On pg. 8 of these notes, Bergman says that a group $G$ contains an inverse operation $i:G\to G$, along with $\mu:G\times G\to G$ and a "neutral element" $e$. Hence, a group should be referred to as $(|G|,\mu,i,e)$.
Is there really an inverse operation? I thought an inverse is an element such that $\mu(a,a^{-1})=e$.
Is there really any need to mention a group as $(|G|,\mu,i,e)$, when just $(|G|,\mu)$ will do perfectly?
On
Ok, so saying that $G$ is a group having the operation $\mu$ implicitly gives us an inverse map and a neutral element, so we can just drop $i$ and $e$. But why stop there? Why not just say that saying "$G$ is a group" implicitly gives us an operation, and therefore writing $\mu$ is superfluous? Of course, this is perfectly fine, especially if you never intend to write $\mu$.

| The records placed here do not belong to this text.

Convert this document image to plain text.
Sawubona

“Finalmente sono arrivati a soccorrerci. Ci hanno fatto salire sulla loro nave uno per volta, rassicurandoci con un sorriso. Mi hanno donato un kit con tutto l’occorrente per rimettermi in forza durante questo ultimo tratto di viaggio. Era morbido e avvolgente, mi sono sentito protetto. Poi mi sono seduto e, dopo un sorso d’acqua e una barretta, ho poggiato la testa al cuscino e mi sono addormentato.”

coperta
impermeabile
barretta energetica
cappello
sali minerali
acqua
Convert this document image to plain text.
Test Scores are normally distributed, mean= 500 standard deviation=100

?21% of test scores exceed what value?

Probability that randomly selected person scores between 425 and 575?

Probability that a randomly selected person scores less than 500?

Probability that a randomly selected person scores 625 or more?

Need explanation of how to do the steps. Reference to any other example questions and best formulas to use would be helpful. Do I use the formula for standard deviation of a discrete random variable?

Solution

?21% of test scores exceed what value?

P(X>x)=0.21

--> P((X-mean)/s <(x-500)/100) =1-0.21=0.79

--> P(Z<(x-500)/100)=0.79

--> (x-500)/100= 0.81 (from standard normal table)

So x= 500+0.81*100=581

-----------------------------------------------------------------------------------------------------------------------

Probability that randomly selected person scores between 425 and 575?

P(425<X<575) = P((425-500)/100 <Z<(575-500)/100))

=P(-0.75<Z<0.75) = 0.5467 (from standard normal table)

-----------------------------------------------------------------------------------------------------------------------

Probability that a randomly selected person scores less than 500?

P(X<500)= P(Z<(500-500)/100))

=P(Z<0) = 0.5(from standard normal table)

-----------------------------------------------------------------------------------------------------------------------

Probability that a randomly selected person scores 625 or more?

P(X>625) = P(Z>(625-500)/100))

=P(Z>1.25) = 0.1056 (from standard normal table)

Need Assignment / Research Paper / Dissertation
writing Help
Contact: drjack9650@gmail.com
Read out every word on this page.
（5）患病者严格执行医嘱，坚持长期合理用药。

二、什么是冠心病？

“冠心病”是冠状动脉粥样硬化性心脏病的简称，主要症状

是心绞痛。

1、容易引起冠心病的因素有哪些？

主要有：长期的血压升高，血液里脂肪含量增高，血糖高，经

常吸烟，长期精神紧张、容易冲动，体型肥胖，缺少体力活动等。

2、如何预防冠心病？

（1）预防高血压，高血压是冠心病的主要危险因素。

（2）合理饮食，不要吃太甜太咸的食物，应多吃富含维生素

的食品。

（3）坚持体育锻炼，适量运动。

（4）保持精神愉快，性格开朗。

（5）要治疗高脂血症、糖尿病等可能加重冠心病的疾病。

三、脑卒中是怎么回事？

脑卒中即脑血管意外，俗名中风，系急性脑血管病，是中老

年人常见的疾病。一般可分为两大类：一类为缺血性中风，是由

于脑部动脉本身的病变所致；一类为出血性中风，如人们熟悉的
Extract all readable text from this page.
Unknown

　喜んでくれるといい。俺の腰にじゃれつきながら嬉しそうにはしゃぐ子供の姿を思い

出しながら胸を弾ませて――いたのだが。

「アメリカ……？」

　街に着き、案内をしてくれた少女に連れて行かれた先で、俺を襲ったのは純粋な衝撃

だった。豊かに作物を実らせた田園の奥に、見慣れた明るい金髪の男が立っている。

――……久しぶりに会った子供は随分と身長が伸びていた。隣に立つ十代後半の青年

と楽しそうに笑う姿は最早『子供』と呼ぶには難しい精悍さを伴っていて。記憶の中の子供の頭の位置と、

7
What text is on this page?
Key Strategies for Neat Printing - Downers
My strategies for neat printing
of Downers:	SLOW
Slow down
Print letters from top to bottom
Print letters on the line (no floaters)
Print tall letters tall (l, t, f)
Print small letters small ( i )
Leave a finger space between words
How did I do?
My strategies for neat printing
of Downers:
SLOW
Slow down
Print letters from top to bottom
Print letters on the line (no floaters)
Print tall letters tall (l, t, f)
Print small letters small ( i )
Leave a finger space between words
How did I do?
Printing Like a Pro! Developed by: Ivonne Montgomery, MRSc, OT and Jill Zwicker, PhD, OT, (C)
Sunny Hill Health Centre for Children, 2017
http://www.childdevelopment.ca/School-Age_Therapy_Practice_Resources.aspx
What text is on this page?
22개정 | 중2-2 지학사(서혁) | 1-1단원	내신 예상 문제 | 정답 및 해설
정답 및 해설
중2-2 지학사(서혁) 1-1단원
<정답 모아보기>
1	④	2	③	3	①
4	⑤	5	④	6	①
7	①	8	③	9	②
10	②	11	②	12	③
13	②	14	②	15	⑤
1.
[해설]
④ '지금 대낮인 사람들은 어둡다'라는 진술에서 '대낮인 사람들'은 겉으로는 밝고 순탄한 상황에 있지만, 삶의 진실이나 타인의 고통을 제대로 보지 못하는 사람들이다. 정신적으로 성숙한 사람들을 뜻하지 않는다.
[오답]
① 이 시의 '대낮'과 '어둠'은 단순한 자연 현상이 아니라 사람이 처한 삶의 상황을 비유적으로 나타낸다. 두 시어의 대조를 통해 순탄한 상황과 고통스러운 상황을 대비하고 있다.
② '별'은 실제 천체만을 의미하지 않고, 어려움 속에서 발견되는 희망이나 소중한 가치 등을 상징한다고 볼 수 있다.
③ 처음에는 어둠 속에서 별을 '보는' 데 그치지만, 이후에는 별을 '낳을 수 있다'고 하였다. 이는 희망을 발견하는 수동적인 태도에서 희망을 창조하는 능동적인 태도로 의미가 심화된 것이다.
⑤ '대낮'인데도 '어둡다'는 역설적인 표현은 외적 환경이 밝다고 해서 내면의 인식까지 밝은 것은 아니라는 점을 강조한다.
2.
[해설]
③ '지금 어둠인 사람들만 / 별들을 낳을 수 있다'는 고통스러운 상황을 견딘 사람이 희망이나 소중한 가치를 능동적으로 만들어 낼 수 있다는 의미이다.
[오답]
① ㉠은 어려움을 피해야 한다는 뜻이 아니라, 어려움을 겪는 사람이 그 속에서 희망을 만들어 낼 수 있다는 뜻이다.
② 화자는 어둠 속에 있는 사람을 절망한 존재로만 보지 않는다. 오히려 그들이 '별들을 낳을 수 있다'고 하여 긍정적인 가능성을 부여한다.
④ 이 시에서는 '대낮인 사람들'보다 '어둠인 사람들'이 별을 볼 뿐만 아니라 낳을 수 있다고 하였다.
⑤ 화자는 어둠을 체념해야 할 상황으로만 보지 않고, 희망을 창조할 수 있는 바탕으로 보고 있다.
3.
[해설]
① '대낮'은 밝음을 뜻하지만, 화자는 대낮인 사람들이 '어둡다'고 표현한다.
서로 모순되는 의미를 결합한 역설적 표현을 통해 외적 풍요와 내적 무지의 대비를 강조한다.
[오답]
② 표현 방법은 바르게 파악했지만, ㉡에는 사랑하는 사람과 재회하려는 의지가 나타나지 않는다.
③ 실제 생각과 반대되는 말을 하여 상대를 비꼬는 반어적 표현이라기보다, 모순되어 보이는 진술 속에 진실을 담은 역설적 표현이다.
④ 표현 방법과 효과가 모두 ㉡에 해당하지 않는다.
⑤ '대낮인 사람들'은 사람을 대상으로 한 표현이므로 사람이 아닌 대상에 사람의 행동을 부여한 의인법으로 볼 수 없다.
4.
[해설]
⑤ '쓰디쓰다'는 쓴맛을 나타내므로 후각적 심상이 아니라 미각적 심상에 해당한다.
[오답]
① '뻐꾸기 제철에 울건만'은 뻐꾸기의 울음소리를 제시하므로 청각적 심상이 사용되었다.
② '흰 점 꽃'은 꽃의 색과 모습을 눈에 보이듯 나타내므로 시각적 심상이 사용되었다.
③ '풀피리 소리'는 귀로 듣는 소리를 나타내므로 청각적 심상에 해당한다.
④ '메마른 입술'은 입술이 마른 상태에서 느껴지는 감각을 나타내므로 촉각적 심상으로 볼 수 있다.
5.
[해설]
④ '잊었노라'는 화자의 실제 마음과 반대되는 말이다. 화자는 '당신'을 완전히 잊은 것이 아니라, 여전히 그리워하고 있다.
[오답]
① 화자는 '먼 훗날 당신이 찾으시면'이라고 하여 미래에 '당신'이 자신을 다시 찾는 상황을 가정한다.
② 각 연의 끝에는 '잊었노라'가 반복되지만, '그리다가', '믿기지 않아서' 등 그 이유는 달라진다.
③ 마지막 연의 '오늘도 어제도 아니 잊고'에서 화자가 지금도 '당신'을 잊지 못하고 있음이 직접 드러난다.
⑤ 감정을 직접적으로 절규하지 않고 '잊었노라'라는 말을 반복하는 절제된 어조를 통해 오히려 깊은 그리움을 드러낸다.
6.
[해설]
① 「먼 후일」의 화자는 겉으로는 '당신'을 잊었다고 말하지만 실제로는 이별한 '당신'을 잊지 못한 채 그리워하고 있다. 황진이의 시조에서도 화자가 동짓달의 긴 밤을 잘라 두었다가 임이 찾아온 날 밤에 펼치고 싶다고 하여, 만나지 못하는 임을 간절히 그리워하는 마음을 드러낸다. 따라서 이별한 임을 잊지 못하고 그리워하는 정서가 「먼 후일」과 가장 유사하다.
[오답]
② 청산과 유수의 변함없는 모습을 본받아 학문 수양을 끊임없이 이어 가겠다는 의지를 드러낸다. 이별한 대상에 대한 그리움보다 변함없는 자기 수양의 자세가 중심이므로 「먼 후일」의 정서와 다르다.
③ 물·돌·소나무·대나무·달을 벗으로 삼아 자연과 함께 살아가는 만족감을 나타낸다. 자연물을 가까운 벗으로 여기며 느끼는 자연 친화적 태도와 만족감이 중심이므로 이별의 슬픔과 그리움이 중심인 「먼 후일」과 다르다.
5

The point is that the usefulness of a notation is dictated by the usage the author intends. In something like a universal algebra book, expressing all four pieces of data in compact notation like this is the best thing to serve their needs. In another book, another author may use a slimmed down version because it suits his/her purposes just fine. You can do that provided that the context you're in does not admit chances for confusion.
If you intend to talk about a semigroup $S$ and/or a monoid $M$ in the same context, then you'd probably want to adopt similar notations like $(|S|,\mu_S)$ and $(|M|,\mu_M,1_M)$, and one can tell, at a glance, all of the important specified data.
On
Notice that when you said
an inverse is an element such that $μ(a,a^{−1})=e$.
you are using the notation $a^{-1}$ without having defined it. What, exactly, does $a^{-1}$ mean? One of the axioms of a group is that
for each element $a$, there exists an element $b$ such that $\mu(a,b) = \mu(b,a) = e$.
By skolemizing this existence statement, we obtain the equivalent statement:
there is a function $i$ with the property that
for each element $a$, we have $\mu(a, i(a)) = \mu(i(a), a) = e$
and we conventionally denote $i(a)$ as $a^{-1}$. This is the definition of the $a^{-1}$ notation.
In informal treatments, we leave all this implicit, but the idea is still there: whenever you write ‘$a^{-1}$’ you are implicitly assuming the existence of a function that maps each $a$ to its inverse. Until you construct such a function, your use of the notation $a^{-1}$ is unjustified.
On
Yes, there really is an inverse operation in a group. Remember that you don't just need to have a single inverse $x^{-1}$ for some arbitrary $x$, but an inverse for every $x \in |G|$. Given these inverses, we can define a function $\iota: |G| \to |G|$ as $\iota(x) = x^{-1}$, and this $\iota$ is precisely the operation that, applied to any element of the group, gives its inverse.
As for your second question, if you scroll down to page 9, you'll find the following note by Bergman that directly addresses it:
There is another denition of group that you have probably also seen: In effect, a group is defined to be a pair $(|G|,\cdot)$, such that $G$ is a set, and $\cdot$ is a map $|G|\times|G|\to|G|$ satisfying $$ (\forall x,y,z \in |G|)\ (x \cdot y)\cdot z = x \cdot (y \cdot z), \\ \tag{1.2.2} (\exists e \in |G|)\ ((\forall x \in |G|)\ e \cdot x = x = x \cdot e) \land \\ \hspace{9em} ((\forall x \in |G|)\ (\exists y \in |G|)\ y \cdot x = e = x \cdot y). $$
It is easy to show that given $(|G|,\cdot)$ satisfying (1.2.2), there exist a unique operation $^{-1}$ and a unique element $e$ such that $(|G|,\cdot, \,^{-1}, e)$ satisfies (1.2.1). (Remember the lemmas saying that neutral elements and 2-sided inverses are unique when they exist.) Thus, these two versions of the concept of group provide equivalent information. Our description using 4-tuples may seem "uneconomical" compared with one using pairs, but we will stick with it. We shall eventually see that, more important than the number of terms in the tuple, is the fact that condition (1.2.1) consists of identities, i.e., universally quantified equations, while (1.2.2) does not. But we will at times acknowledge the idea of the second definition; for instance, when we ask (imprecisely) whether some semigroup "is a group".
You are correct that since the neutral element and the inverse are unique in a group, they need not be mentioned (they are properties of the multiplication rather than really distinguished elements). But it can still be practical to single out these two things, as they are after all there, and when generalizing the concept of a group to that of a group-element in a category, they become important.